Oh physics, why must you exist? You make my life so difficult. I spend hours solving the questions that you throw at me only for the satisfaction of getting the right (or usually wrong) answer at the back of the book. My life would be so much easier without you.
And then, in class, I stare at the board blankly and wonder how you could be true, and not simply a lie that my teacher tells. Endless pages of notes, endless pages of calculations, endless pages of pure agony.
So, physics. I thought of a way to get back at you. I thought of my revenge. I’m no longer going to believe you. Hopefully that will make you go away. I’m not going to believe that “gravity” exists. I’m going to spread my wings and fly, fly away. I believe I can fly, and so does R. Kelly.

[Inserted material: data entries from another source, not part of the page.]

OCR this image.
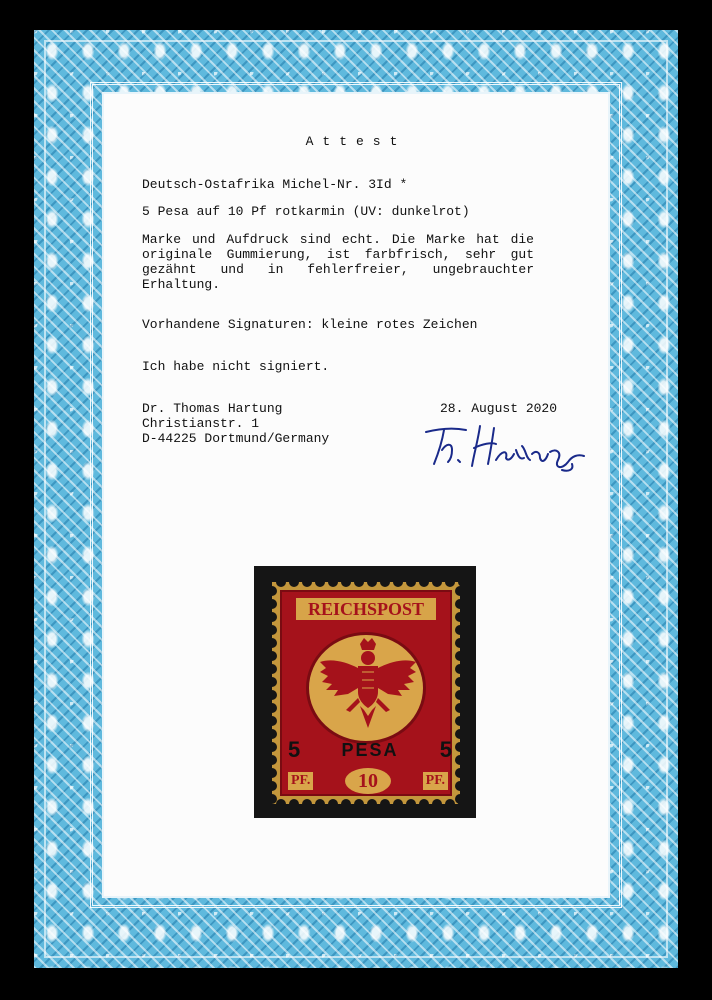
Attest
Deutsch-Ostafrika Michel-Nr. 3Id *
5 Pesa auf 10 Pf rotkarmin (UV: dunkelrot)
Marke und Aufdruck sind echt. Die Marke hat die originale Gummierung, ist farbfrisch, sehr gut gezähnt und in fehlerfreier, ungebrauchter Erhaltung.
Vorhandene Signaturen: kleine rotes Zeichen
Ich habe nicht signiert.
Dr. Thomas Hartung
Christianstr. 1
D-44225 Dortmund/Germany
28. August 2020
REICHSPOST
5 PESA 5
PF.	10	PF.
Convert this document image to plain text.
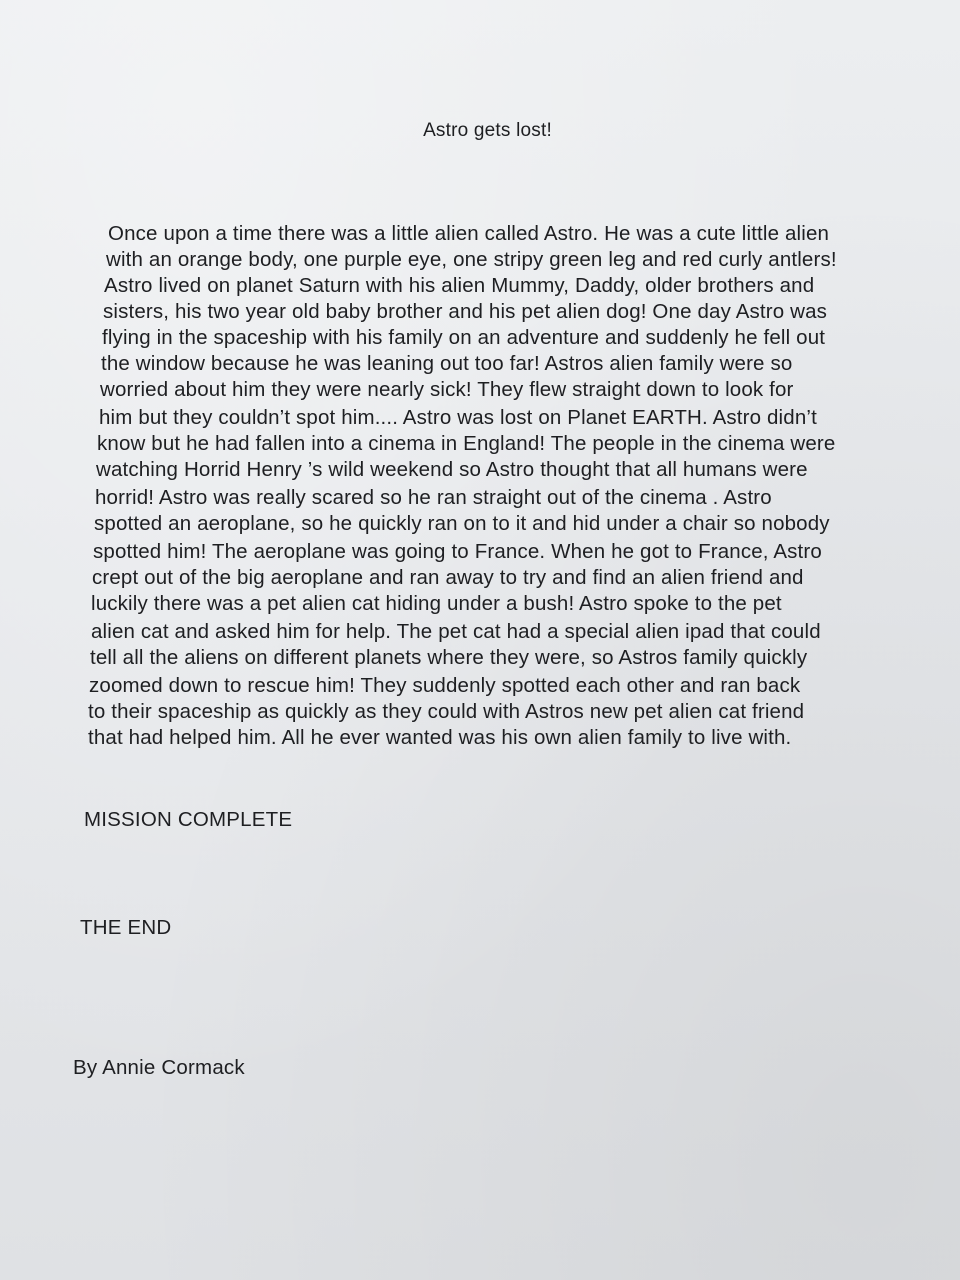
Astro gets lost!
Once upon a time there was a little alien called Astro. He was a cute little alien
with an orange body, one purple eye, one stripy green leg and red curly antlers!
Astro lived on planet Saturn with his alien Mummy, Daddy, older brothers and
sisters, his two year old baby brother and his pet alien dog! One day Astro was
flying in the spaceship with his family on an adventure and suddenly he fell out
the window because he was leaning out too far! Astros alien family were so
worried about him they were nearly sick! They flew straight down to look for
him but they couldn’t spot him.... Astro was lost on Planet EARTH. Astro didn’t
know but he had fallen into a cinema in England! The people in the cinema were
watching Horrid Henry ’s wild weekend so Astro thought that all humans were
horrid! Astro was really scared so he ran straight out of the cinema . Astro
spotted an aeroplane, so he quickly ran on to it and hid under a chair so nobody
spotted him! The aeroplane was going to France. When he got to France, Astro
crept out of the big aeroplane and ran away to try and find an alien friend and
luckily there was a pet alien cat hiding under a bush! Astro spoke to the pet
alien cat and asked him for help. The pet cat had a special alien ipad that could
tell all the aliens on different planets where they were, so Astros family quickly
zoomed down to rescue him! They suddenly spotted each other and ran back
to their spaceship as quickly as they could with Astros new pet alien cat friend
that had helped him. All he ever wanted was his own alien family to live with.
MISSION COMPLETE
THE END
By Annie Cormack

And then I’m going to fly around the world and convince others not to believe in your either. That way less people will have to suffer through your agonizing lessons in school and less people will have to bury their sorrows in strawberry shortcake (on the other hand, who doesn’t love strawberry shortcake?!). As my teacher says, “If you’re smiling, you’re not doing physics.”
- 1 ½ cups (190g) all purpose flour
- ¼ cup (50g) sugar
- 2 tsp baking powder
- ½ cup (60g) cold butter
- ¼ tsp salt
- ½ cup (125ml) heavy cream
- 1 egg yolk, beaten
- Egg wash, for the topping (1 egg beaten with a bit of water)
- Additional sugar, for sprinkling on top
- Fresh Sliced Strawberries
- Zest of One Small Orange
- 2 Tbsp of Sugar, or more if the strawberries are not very sweet
- Juice of Half an Orange
- Whipped cream
- Preheat your oven to 350 degrees, line a baking sheet with parchment paper and set aside. In the bowl of an electric mixer fitted with a peddle attachment, combine together the flour, sugar, baking powder and salt. Add the butter and mix until the butter is dispersed thru and is the size of small peas. Add the cream and egg yolk. Combine together just until a dough forms. Dump on a board and form the dough into about half inch thick. Cut squares or circles and place on your prepared baking sheet. Brush the tops with the egg wash and sprinkle a little sugar over them. Bake for about 20 minutes or until lightly golden, let cool completely.
- For the strawberries, place them in a bowl along with the sugar, orange zest and orange juice. Let them sit in the fridge for about 20 minutes.
- When ready to serve, slice the shortcake in half, spoon a little whipped cream on the one of the cut sides and add some marinated strawberries on top, place the top half on and spoon a little more whipped cream over the top and finish off with a fresh strawberry.